65 Years Ago
August 2nd, 2008 by xformed
The story begins a few years earlier, but you trot down to the Recruiting Office and sign in, then take the physical. It seems you have been “a very, very sickly little boy” and your father has managed to hide that, in fact, it even stays hidden form many more years. So you get a 4-F designation, even before WWII for America has even begun? What do you do?
“I am rapidly reaching a point where every one of my peers will be in uniform, and I do not intend to be the only one among them wearing coward’s tweeds” you write to your friend. With some “help” and connections, you land a commission in the US Navy and a billet in the Office of Naval Intelligence, which you are well suited for. You still have, by the medical records, suffered trough jaundice, colitis and back problems (a result of too many steroids). However, along the way, you have gone into the demanding sports and not let such trivial things slow you down.

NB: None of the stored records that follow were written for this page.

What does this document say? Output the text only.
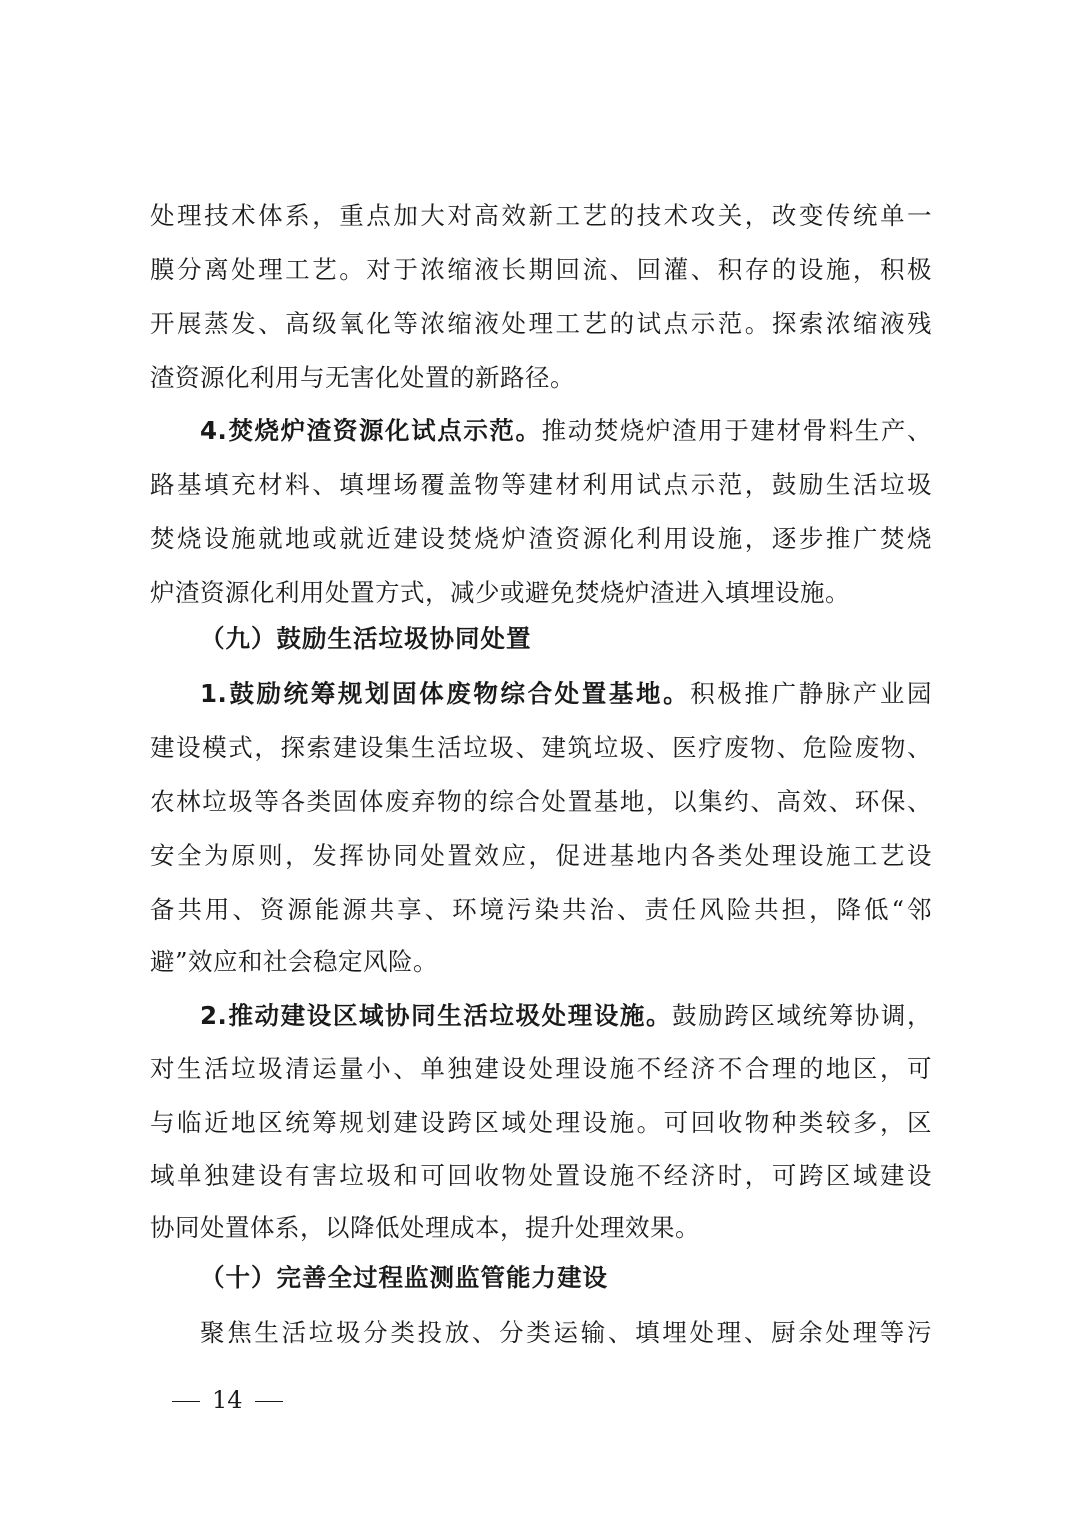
处理技术体系，重点加大对高效新工艺的技术攻关，改变传统单一
膜分离处理工艺。对于浓缩液长期回流、回灌、积存的设施，积极
开展蒸发、高级氧化等浓缩液处理工艺的试点示范。探索浓缩液残
渣资源化利用与无害化处置的新路径。
4.焚烧炉渣资源化试点示范。推动焚烧炉渣用于建材骨料生产、
路基填充材料、填埋场覆盖物等建材利用试点示范，鼓励生活垃圾
焚烧设施就地或就近建设焚烧炉渣资源化利用设施，逐步推广焚烧
炉渣资源化利用处置方式，减少或避免焚烧炉渣进入填埋设施。
（九）鼓励生活垃圾协同处置
1.鼓励统筹规划固体废物综合处置基地。积极推广静脉产业园
建设模式，探索建设集生活垃圾、建筑垃圾、医疗废物、危险废物、
农林垃圾等各类固体废弃物的综合处置基地，以集约、高效、环保、
安全为原则，发挥协同处置效应，促进基地内各类处理设施工艺设
备共用、资源能源共享、环境污染共治、责任风险共担，降低“邻
避”效应和社会稳定风险。
2.推动建设区域协同生活垃圾处理设施。鼓励跨区域统筹协调，
对生活垃圾清运量小、单独建设处理设施不经济不合理的地区，可
与临近地区统筹规划建设跨区域处理设施。可回收物种类较多，区
域单独建设有害垃圾和可回收物处置设施不经济时，可跨区域建设
协同处置体系，以降低处理成本，提升处理效果。
（十）完善全过程监测监管能力建设
聚焦生活垃圾分类投放、分类运输、填埋处理、厨余处理等污
14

You have dated some world class women, and get connected with a Europe beauty, who’s family has a few “connections” not on the right side of the prevailing sentiments. You get told you intel gig is at risk. Do you dump the dame, and keep the office job? Nope. You take the option. There’s a slight change since taking the commission: There’s now a shooting war on…
Along comes a man, looking for men like you, sailors of yachts, smart, dependable. He wears a light blue ribbon around his neck, when in a full dress uniform, he’s been in the hardest, dirtiest fighting, left behind with his crew to manage to be “self sufficient” or die and he becomes a monumental road block to the enemy, before he finds his way south to Australia, with the rescue of a general and president to his credit, all without a SIMA, tender, TYCOM or NAVSEA to hold his hand. He’s manning up the PT Boat fleet and he needs men who want a challenge. You take it.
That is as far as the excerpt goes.